With Lotus Plaza material (or Bradford with Atlas Sound for that matter) how early do you play it for the other Deerhunter guys? Do you want it to be totally finished first, like a present to give them? Or do you let them hear it earlier in the process?
Usually if I like the song i'm working on, I finish it. So, by default, the songs I would bring that I liked enough to show everyone would be finished. I couldn't stop halfway through a song I was really excited about writing and not finish it!
What was your aim in starting and ending the record with still, ambient moments?
I wanted this album to have an introduction instead of going straight into a pop song or something. I also hoped that it would be sort of an identifier of the album. Something you hear and know what you're listening to within the first second of hearing it. The ambient moment at the end is different. It's supposed to be the stark feeling after the character of the song goes to sleep. There's a sense of false peace that slowly gives way to a sort of uneasy feeling. That's what it is for me.
I read somewhere that your parents were sort of Roxy Music obsessives when you were growing up. What’s your favorite record of theirs? Do you think it’s influenced your taste? Which Bryan/Brian do you identify more with: Ferry or Eno?

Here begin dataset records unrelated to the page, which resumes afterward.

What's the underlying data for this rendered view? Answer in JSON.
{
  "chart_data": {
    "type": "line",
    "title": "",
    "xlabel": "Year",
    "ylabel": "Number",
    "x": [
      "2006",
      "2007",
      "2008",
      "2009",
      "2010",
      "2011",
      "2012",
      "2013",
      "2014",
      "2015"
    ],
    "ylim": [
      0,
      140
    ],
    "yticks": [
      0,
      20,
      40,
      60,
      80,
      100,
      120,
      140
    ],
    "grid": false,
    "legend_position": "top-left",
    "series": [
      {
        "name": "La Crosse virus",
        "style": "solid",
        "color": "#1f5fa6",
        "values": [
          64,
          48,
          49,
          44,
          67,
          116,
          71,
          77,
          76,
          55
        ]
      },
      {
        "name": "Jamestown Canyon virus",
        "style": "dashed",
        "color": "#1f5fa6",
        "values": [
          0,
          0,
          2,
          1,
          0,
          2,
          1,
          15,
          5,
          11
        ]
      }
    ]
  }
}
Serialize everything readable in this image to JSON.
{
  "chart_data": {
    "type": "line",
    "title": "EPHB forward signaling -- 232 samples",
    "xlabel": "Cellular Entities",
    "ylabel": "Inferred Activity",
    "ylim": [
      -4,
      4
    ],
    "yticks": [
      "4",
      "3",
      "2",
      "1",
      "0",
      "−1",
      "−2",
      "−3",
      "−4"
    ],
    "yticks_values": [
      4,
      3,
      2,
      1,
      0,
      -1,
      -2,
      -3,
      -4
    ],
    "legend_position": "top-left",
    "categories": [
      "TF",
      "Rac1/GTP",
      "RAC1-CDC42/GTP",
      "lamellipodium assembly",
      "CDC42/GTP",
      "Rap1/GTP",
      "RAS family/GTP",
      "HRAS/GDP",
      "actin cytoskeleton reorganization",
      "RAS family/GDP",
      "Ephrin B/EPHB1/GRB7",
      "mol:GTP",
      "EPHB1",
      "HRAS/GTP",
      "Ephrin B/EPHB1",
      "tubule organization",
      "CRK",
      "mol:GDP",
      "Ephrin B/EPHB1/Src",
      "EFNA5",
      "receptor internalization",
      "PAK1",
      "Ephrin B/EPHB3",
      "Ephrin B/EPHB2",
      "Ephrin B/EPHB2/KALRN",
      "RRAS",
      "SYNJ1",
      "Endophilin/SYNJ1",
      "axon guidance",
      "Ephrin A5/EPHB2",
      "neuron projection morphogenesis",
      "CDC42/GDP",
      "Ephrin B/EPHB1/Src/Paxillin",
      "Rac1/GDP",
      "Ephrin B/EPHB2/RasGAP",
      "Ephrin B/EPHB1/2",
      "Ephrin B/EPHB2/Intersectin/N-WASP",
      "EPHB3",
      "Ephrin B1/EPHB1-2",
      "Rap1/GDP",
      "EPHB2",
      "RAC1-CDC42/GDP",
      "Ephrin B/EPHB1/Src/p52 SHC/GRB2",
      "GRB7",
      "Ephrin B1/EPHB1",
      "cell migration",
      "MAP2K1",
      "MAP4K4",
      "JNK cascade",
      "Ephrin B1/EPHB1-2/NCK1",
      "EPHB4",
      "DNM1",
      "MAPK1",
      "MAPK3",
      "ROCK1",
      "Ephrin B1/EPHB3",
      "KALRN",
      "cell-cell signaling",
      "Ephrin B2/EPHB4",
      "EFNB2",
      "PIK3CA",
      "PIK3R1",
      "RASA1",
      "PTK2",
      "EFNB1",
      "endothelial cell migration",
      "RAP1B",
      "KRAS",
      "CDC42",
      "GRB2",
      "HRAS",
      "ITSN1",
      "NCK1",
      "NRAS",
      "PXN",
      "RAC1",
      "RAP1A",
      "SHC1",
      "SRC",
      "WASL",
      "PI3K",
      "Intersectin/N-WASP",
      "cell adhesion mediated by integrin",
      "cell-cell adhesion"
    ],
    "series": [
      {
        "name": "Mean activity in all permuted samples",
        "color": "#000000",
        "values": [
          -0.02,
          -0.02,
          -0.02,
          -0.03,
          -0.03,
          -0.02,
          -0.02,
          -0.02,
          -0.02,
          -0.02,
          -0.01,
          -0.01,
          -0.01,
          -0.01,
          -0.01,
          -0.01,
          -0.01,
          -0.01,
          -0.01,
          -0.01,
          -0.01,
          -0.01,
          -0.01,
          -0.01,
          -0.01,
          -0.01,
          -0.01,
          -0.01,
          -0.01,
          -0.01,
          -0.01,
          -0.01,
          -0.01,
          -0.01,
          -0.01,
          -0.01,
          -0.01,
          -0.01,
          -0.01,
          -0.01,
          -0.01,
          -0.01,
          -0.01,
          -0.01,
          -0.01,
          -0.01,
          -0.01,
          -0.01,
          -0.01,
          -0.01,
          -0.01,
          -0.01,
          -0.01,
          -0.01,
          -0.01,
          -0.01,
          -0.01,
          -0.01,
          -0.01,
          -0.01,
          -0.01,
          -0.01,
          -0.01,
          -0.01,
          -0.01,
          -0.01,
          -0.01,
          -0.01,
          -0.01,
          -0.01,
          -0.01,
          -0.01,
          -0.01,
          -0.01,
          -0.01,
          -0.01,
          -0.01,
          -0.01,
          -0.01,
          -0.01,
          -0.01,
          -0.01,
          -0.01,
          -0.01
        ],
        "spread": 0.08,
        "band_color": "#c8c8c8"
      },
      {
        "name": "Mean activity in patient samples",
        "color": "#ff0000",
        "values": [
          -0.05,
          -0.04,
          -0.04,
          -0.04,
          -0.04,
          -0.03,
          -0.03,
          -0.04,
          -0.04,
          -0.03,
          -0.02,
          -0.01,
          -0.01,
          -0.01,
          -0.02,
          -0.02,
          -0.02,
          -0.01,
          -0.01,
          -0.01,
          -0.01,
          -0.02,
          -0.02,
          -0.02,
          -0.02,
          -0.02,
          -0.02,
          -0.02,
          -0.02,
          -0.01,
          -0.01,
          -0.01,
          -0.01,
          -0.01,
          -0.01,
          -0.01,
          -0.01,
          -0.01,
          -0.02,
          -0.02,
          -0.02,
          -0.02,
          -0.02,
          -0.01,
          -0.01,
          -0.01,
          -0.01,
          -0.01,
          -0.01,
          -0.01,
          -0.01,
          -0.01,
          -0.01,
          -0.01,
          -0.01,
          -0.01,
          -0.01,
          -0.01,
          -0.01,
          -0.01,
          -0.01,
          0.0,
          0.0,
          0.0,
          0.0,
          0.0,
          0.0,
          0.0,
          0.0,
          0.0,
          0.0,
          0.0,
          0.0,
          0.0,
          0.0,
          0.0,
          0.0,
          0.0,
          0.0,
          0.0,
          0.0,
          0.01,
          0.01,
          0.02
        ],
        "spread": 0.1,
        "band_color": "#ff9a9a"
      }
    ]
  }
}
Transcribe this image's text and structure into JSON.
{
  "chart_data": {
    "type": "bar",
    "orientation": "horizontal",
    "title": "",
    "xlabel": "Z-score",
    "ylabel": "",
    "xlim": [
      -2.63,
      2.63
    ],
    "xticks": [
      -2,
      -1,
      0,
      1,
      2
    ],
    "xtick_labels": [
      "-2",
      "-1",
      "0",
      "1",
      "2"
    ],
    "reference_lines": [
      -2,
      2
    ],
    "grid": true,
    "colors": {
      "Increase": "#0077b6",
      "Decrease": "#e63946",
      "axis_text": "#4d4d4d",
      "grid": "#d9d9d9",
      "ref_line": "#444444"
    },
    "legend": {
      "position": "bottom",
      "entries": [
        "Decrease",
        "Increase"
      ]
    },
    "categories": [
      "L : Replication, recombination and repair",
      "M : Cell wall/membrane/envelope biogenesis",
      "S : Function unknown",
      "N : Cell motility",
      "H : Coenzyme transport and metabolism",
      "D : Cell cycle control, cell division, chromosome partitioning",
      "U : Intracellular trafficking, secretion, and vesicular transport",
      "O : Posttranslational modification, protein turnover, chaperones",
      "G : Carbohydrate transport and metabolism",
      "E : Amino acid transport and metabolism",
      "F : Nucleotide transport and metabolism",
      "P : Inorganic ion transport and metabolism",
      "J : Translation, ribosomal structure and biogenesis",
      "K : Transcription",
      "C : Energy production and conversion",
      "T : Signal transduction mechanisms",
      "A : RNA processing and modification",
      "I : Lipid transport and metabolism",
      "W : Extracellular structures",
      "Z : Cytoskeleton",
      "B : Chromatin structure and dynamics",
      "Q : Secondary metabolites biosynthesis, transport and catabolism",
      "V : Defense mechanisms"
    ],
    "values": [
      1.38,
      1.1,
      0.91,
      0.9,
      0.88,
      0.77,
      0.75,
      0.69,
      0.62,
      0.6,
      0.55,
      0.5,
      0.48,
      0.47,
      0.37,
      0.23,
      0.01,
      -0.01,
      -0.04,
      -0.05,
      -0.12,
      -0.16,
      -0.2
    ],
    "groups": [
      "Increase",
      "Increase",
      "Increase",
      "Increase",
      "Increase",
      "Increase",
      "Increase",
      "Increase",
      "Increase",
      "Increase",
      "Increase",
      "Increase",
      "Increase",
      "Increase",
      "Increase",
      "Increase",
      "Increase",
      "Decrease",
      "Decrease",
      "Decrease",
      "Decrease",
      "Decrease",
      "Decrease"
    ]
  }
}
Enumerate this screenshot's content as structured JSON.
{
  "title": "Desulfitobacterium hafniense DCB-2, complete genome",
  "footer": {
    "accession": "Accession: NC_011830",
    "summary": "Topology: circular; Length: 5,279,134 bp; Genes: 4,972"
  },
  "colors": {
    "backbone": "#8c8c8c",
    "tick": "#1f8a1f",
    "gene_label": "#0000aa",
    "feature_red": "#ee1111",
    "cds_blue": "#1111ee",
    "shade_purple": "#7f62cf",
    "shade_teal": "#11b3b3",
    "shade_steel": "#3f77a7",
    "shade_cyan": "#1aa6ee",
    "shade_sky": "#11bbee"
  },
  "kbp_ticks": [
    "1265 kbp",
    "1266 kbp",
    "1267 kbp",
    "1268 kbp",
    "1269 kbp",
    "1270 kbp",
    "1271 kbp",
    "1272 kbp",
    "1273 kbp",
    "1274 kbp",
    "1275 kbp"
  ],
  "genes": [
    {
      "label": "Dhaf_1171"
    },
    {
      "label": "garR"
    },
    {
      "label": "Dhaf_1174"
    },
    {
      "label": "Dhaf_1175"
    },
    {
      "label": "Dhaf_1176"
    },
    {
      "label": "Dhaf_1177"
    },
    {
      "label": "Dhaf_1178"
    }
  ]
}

Avalon is my favorite, and maybe an odd choice. It's the one I was most familiar with growing up and what my mom named her home business after. I knew all the words, or what I thought the words were, from listening to the tape over and over in our crumbling Peugeot. It turned me on to other new music later in life that I had no idea was connected to each other. I just thought it was some weird soft rock stuff my parents loved, but they had some cool taste. I do identify with Eno a bit more musically, though. Getting into the Eno records had much more impact on me musically than the Ferry ones.